Cuomo: Well, I'll say this: there are a number of things that are absolutely obvious about the American condition now. One is the continuing importance in high technology. We're way behind where we ought to be as a nation, way behind. Recently, I've spent a lot of time on oil and the use of high technology in extracting oil. I've found that people who are drilling for oil don't get all that they should from each of the holes that they drill. There are technologies out there that can help with this...so high technology is the name of the game. We have to be able, here in the United States, to make things that we can sell to the rest of the world and in order to do that you must bring high technology to industry.

So, technology and education are everything. High tech requires skilled people. That's a very obvious problem for us. What do we do? I wish the Democrats and Republicans would have sense enough to get together and say 'Look, there are some things that we just have to agree on. You can't argue against the need for high tech, the need for better education for our people, the need for immigrants.

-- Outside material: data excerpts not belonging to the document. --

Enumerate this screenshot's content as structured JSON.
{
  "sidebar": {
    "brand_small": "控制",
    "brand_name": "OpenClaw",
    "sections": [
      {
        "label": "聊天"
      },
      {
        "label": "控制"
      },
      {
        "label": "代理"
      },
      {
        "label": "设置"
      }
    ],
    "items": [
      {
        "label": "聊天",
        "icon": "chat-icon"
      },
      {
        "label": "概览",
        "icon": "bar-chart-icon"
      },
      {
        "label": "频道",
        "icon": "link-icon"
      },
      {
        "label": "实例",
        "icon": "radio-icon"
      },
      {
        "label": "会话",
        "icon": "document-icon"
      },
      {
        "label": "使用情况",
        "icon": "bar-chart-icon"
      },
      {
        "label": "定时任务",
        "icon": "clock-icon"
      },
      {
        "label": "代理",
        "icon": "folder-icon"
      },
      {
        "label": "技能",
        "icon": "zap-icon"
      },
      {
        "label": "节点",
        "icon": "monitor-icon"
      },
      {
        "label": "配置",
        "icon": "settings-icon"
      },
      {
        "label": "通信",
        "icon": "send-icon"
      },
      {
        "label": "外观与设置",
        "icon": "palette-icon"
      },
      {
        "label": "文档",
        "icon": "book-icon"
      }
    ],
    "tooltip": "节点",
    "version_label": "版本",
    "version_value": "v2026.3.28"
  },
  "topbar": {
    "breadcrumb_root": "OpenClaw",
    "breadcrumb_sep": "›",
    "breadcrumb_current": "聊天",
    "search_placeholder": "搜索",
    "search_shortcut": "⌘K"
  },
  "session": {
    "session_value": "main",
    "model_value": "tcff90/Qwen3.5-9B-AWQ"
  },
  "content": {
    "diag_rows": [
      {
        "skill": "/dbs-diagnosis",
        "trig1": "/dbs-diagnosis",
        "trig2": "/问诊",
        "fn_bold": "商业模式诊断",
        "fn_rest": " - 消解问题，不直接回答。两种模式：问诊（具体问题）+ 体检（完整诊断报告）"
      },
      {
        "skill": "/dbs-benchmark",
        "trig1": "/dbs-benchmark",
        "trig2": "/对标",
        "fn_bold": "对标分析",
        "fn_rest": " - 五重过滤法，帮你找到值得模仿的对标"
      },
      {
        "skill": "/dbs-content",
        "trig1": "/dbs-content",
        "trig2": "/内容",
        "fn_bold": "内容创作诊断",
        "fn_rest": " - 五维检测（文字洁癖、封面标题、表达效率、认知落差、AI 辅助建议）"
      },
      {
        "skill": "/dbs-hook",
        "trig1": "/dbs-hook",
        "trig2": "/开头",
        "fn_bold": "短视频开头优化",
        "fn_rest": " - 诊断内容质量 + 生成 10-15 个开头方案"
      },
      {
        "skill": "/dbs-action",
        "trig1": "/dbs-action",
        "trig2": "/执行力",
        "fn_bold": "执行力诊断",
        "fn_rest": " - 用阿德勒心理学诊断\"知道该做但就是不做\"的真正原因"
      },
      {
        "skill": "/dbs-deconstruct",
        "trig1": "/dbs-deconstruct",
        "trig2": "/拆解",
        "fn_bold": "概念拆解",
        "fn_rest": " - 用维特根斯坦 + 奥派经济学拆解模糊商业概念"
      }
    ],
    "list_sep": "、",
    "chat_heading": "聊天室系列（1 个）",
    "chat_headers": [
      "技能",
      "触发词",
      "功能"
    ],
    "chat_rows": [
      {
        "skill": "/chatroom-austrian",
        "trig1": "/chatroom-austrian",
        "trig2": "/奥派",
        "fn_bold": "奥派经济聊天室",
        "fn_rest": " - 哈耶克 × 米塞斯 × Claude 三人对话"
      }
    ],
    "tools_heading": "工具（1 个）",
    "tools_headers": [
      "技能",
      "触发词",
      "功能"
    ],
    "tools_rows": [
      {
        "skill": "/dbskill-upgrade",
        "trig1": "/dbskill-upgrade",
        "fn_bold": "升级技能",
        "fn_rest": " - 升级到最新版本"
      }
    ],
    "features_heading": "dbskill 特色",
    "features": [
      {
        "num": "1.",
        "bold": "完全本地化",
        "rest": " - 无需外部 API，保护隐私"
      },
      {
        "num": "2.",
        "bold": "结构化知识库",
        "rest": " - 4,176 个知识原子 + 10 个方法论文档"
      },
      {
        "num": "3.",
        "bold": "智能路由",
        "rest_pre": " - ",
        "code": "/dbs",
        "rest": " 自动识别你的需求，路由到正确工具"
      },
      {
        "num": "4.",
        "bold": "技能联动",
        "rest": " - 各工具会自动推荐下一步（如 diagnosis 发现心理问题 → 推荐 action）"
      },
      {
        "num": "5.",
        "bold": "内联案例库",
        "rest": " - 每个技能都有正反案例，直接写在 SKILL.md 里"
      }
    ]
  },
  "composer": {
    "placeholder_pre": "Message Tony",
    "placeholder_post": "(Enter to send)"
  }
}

Our birth rate is so low in the United States that if it not for immigrants we wouldn't produce enough of our own people to run the economy. We not only cherish the tradition of immigrants -- my mother and father were immigrants. [His wife] Matilda's mother and father were immigrants. They couldn't read or write in English when they came here. We've always felt strongly about that. But now it's not just a matter of loving the idea, it's a need. We need them...or we better go back to making more babies (laughter).